To exercise such disapproval, however, one needs to know of whom we are disapproving. Hence my view that bullies, of the high school or cyber variety, should be made known to the wider community.
Finally, to dispel any notions that I have reverted to lynch-mob mode, two anecdotes.
In a town where I went to high school, there was a young tough who terrorized kids a little younger than I. Let’s call him Ned.
Ned was partially deaf, and didn’t pronounce words correctly, and he got laughed at for that. His parents were cold and indifferent. I’m not sure how my mother found this out, but he had a basement full of toys, and she suggested that this was what his parents gave him instead of love. To this day I think she was spot on.
One day I happened to witness the older and stronger boy next door to Ned sitting on top of him, pinning him to the grass, causing some pain. And Ned’s mother was watching, not saying a word. Just watching.
Had I been that little kid, something in me would have died, if it hadn’t already. Nobody in the world cared about Ned—and he knew it. No wonder he continually acted out.
But he was known to the community. He himself made certain of that. He took his lumps for it, and, as part of that complex dynamic called “society,” he at least knew that he was not behaving well. But that, of course, was the whole point. He was asking for attention and help, and that’s precisely what he should have received.
Would counseling and other measures have been of any use? In this case, I sincerely believe so. If a community can demonstrate disapproval, after all, it can also—at least in an entirely imaginable world—show some caring and even loving concern. And that’s all Ned wanted.
Disapproval by itself is only a wake-up call. By itself, it is hardly sufficient. While I continue to oppose pointless feel-good anti-bullying campaigns, early intervention programs and dedicated community resources are essential, if we’re serious about tacking the problem.
This whole thing is a two-way street, after all. The community has a right to know. But a bully should have the possibility, at least, of reconciliation: of making good and moving on.
My second story is about a university student I encountered back in the early sixties, when I was a kid maybe sixteen or seventeen years old, having emerged from four hellish years of bullying in high school.
Joe (not his real name) was an effeminate engineering student in a virtually all-male faculty—only one woman student attended at that time. His fellow students thought it would be clever to elect him Homecoming Queen. I snickered at that, just like everyone else.
During Frosh Week, Joe was kidnapped—a criminal act. I was one of the kidnappers. We held him briefly in a room at one of the residences, as I recall. I tried to engage him in conversation, but his dignity had been terribly wounded, and he was nearly in tears. He was eventually released, everyone had a good chortle over it, and that was that.
To this day I feel deeply ashamed of myself for my part in that. If I knew where he was today, I would apologize to his face, and beg forgiveness. But this on-going feeling of shame—call it an unquiet conscience—is a product of my socialization. It’s the way I was brought up, in other words, not just by my parents, but by my community. I knew what I did was profoundly wrong. And I never behaved like that again.

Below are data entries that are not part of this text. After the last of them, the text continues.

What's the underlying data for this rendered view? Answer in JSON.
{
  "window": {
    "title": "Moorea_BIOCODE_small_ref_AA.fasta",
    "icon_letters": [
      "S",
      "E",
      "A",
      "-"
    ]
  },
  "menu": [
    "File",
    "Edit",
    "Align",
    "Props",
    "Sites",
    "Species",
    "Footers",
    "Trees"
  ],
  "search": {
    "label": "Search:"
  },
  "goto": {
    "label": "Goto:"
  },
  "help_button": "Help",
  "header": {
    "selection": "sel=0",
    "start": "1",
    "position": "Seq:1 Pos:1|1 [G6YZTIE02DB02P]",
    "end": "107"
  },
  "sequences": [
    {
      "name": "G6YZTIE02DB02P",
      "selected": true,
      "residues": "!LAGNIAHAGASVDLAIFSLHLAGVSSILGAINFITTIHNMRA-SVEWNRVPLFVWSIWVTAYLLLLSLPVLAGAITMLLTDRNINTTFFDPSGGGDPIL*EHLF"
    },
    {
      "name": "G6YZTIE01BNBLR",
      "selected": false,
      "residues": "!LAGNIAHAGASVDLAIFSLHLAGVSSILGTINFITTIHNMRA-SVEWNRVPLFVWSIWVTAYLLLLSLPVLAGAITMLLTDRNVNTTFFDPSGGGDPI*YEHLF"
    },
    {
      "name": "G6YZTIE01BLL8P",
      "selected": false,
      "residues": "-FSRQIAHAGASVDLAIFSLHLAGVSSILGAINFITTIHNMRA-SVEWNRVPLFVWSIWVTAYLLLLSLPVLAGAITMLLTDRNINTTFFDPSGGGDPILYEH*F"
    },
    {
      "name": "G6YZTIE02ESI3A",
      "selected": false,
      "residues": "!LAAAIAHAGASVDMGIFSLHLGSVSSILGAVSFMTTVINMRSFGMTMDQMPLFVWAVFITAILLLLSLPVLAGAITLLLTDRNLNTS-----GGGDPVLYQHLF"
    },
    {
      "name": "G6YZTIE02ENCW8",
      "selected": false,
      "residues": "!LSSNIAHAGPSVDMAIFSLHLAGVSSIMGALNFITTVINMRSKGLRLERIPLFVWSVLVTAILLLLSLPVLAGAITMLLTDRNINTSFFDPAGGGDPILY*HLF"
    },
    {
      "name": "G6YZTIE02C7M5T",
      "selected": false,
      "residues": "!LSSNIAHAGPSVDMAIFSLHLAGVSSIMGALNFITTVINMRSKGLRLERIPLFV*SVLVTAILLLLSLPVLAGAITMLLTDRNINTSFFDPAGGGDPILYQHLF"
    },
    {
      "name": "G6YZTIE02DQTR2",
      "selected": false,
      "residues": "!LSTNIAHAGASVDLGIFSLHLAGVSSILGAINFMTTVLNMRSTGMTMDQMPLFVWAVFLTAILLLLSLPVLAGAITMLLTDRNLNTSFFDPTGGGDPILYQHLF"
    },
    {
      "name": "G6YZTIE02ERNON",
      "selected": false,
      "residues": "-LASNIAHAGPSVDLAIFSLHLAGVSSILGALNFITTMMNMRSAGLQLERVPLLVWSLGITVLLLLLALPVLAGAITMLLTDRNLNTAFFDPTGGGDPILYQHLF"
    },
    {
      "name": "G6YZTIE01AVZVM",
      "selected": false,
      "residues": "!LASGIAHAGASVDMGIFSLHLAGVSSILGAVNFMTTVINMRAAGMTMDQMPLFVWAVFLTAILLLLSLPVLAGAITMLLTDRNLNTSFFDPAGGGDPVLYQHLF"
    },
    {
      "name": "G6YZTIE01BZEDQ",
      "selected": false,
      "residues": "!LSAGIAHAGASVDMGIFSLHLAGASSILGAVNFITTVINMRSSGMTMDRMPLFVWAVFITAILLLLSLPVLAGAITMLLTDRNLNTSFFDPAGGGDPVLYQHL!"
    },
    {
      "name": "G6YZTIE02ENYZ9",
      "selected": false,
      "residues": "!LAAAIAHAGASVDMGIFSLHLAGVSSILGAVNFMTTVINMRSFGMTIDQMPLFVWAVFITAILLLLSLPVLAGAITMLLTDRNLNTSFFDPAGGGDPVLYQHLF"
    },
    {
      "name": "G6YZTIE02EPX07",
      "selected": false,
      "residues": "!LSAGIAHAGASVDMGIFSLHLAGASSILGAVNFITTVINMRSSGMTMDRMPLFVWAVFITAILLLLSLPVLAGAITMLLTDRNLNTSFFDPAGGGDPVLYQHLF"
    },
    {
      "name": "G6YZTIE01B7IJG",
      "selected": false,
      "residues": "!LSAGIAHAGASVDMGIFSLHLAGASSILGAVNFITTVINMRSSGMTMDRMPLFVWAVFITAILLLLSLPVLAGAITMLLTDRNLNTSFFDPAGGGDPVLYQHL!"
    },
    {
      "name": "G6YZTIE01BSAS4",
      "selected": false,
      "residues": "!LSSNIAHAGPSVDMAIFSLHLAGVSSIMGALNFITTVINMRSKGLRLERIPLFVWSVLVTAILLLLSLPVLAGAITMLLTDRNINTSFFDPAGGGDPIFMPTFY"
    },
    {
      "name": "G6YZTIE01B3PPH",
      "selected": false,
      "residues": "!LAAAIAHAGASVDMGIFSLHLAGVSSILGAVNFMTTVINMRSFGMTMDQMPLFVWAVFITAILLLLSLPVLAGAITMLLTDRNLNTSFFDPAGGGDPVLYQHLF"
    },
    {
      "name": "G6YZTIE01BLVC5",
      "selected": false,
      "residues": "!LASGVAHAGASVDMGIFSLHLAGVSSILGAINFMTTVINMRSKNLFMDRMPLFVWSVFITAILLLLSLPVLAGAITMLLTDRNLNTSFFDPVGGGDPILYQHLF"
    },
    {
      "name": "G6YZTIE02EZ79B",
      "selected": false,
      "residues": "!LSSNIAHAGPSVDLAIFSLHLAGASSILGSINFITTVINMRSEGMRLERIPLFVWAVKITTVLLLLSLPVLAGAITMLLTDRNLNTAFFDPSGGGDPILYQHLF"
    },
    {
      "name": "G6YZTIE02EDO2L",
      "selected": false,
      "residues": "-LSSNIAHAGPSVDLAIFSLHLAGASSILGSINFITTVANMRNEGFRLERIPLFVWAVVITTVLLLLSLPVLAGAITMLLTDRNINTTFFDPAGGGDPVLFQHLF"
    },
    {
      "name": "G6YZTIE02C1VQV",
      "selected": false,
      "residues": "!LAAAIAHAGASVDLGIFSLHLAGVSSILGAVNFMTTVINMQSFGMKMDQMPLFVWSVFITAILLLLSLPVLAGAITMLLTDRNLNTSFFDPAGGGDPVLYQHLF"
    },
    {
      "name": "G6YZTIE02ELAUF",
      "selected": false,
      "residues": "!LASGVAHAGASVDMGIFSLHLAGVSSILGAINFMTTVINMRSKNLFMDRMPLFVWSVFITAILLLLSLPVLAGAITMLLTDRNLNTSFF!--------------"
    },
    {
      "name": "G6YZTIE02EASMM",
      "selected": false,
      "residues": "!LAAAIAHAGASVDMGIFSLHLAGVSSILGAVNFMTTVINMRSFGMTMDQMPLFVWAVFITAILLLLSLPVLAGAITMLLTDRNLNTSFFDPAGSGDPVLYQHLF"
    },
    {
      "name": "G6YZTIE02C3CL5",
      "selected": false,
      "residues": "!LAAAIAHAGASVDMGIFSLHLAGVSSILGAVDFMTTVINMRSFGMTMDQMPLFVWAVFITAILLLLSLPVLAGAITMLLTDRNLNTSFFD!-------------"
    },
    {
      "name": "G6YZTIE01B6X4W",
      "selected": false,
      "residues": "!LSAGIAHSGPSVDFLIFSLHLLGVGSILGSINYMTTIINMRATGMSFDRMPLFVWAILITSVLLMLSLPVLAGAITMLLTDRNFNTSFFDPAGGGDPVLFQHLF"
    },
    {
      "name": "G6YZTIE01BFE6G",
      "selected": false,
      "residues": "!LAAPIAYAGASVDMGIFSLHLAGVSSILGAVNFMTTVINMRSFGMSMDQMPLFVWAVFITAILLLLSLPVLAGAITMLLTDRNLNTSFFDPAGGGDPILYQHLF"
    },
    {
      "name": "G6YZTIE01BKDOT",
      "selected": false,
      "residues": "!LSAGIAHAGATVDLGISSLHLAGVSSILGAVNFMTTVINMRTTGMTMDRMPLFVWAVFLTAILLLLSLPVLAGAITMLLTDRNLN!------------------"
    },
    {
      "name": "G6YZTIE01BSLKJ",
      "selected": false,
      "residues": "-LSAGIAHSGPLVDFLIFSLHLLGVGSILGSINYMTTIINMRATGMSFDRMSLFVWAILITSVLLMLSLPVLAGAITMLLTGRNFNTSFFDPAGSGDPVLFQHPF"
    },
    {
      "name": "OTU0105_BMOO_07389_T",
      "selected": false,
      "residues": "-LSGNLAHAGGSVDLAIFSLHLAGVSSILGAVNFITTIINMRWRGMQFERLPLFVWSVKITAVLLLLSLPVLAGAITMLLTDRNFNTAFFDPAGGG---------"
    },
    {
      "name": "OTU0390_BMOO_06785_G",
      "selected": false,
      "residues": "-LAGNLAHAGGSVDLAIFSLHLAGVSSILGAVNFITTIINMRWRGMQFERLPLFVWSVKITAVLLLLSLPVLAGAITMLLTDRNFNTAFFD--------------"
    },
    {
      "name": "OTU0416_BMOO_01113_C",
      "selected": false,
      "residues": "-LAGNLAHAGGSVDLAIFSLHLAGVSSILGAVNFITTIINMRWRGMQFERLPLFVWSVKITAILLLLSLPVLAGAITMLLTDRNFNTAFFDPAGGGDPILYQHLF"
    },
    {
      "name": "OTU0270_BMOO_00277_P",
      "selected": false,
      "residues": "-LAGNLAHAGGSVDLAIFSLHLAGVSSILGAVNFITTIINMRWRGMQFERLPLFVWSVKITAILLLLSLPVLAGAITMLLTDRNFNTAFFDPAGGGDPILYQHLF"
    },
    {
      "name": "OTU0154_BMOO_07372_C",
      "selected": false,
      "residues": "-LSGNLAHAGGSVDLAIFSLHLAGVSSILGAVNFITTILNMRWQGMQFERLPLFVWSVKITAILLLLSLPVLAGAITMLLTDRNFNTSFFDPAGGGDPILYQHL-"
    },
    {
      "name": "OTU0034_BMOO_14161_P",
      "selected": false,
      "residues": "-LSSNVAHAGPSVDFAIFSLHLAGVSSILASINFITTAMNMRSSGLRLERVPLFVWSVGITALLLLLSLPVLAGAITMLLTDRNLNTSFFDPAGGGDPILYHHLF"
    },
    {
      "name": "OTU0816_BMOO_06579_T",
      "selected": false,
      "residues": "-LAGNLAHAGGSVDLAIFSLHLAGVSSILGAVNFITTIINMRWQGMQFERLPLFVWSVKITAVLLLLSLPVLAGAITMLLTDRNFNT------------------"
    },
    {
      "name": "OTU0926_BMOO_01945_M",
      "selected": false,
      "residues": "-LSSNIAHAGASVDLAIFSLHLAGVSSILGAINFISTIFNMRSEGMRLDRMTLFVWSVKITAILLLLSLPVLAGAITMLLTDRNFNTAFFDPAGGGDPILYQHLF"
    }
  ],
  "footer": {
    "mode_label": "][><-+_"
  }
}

Is it asking too much, is it calling for vigilantism and mob justice, to suggest that a healthy sense of shame be instilled in our children as a perfectly normal part of growing up and making their way in the world? And that, in the case of clearly hurtful, anti-social behaviour, this shame be triggered? I suggest not: indeed, it’s how a society should work—just so long as we offer as well the possibility of contrition and redemption.